Using angular momentum in complex coordinates So given the angular momentum operator:
$$L_{z} = - ih\biggl(x \frac{\mathrm{d}}{\mathrm{d}y} - y \frac{\mathrm{d}}{\mathrm{d}x}\biggr)$$
I know how to write these in terms of polar coordinates (obviously). But say I want to work in complex coordinates, such that:
\begin{align}
z &= x + i y & z^{*} &= x - iy
\end{align}
and
\begin{align}
\frac{\mathrm{d}}{\mathrm{d}z} &= \frac{1}{2} \biggl( \frac{\mathrm{d}}{\mathrm{d}x} - i \frac{\mathrm{d}}{\mathrm{d}y}\biggr) & \frac{\mathrm{d}}{\mathrm{d}z^{*}} = \frac{1}{2} \biggl( \frac{\mathrm{d}}{\mathrm{d}x} + i \frac{\mathrm{d}}{\mathrm{d}y}\biggr)
\end{align}
I know that this should be possible (right?) but no matter how I dot the complex terms, I keep getting $x \frac{\mathrm{d}}{\mathrm{d}x}$ and $y \frac{\mathrm{d}}{\mathrm{d}y}$ terms that don't cancel and shouldn't be there. My textbook (Pringe) uses these substitutions in some problems but doesn't explain very well HOW one goes about performing them.

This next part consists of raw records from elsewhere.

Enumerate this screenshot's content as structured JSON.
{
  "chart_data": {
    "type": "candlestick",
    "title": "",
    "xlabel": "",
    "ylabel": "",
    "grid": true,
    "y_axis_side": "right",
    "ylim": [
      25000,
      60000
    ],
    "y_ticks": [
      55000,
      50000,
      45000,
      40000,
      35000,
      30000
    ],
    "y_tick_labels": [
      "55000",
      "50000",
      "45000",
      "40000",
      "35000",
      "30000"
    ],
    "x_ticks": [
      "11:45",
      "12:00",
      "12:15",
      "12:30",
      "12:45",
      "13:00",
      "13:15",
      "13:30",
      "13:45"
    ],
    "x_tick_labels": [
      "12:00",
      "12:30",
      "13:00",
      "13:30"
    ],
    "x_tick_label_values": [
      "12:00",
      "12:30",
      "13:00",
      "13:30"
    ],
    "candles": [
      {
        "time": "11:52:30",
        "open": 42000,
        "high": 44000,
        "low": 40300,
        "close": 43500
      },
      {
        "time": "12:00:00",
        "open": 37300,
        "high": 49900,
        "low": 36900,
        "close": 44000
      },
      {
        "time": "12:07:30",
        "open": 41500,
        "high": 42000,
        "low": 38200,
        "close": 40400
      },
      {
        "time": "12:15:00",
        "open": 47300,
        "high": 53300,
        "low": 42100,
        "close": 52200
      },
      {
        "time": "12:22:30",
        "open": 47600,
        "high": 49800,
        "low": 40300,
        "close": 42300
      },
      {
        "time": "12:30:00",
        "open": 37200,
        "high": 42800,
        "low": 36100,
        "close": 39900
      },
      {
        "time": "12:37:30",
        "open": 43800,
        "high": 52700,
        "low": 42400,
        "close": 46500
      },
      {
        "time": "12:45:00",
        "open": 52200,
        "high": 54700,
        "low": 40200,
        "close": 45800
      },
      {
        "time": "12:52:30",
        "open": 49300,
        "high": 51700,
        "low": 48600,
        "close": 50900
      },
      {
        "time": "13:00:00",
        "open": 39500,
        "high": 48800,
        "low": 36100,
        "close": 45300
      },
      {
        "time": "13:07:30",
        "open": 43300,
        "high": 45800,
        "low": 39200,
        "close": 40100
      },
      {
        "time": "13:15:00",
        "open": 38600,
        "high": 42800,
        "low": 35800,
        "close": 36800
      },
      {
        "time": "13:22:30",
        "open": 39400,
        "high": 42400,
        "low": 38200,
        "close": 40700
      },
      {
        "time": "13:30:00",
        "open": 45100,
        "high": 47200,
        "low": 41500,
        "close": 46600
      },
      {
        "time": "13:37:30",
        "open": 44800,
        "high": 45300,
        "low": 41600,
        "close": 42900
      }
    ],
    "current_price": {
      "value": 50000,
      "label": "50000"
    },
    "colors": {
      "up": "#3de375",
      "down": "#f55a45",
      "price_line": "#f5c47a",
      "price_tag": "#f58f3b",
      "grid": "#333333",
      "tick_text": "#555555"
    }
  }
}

Is it actually possible to work in these coordinates? Or is this just a notation that no one uses?
 A: If you want to switch from $x,y$ to $z, z^*$, you need to invert your relationships because the opposite direction is needed. The inverse maps are
$$ x = \frac{z+z^*}2 \quad y = \frac{z-z^*}{2i}$$
and 
$$\frac{\partial}{\partial x}\equiv\partial_x = \frac{\partial }{\partial z} + \frac{\partial }{ \partial z^*}, \quad
\frac{\partial }{ \partial y}\equiv \partial_y = i(\frac{\partial }{ \partial_z} -\frac{ \partial }{ \partial z^*}) $$
Note that one has to use the partial derivatives because we're talking about functions of several variables. When you substitute the identities above into the definition of the angular momentum (note that it is $\hbar$, hbar, and not $h$ over there), we get
$$ L_z = -i\hbar (x \partial_y - y\partial _x) =-\frac{i\hbar}{2} (2iz \partial_z-2iz^*\partial_{z^*}) = \hbar(z\partial_z - z^*\partial_{z^*})  $$
The factors of $i$ and $2$ cancel, much like the terms $z\partial_{z^*}$ and its complex conjugate $z^*\partial_z$. The latter have to cancel because $L_z$ is symmetric under rotations around the $z$-axis so the $L_z$ $U(1)$ charges have to cancel in all terms. The "charge" of $z$ exactly cancels with the opposite charge of $\partial / \partial z$ (and similarly for the complex conjugate term) but the mixed terms wouldn't.
Also note that there is no prefactor $i$ in the formula for $L_z$ in terms of $z,z^*$ and their derivatives. That's OK because the $L_z=m$ wave functions behave as $z^m$ or $z^{*-m}$ or some compromise and one may pick an $m$ factor (eigenvalue) by differentiating $z^m$ with respect to $z$, getting $mz^{m-1}$, and multiplying by $z$ again to get $mz^m$. The $i$ is hidden in $z=x+iy$, the relative phase of $x,y$.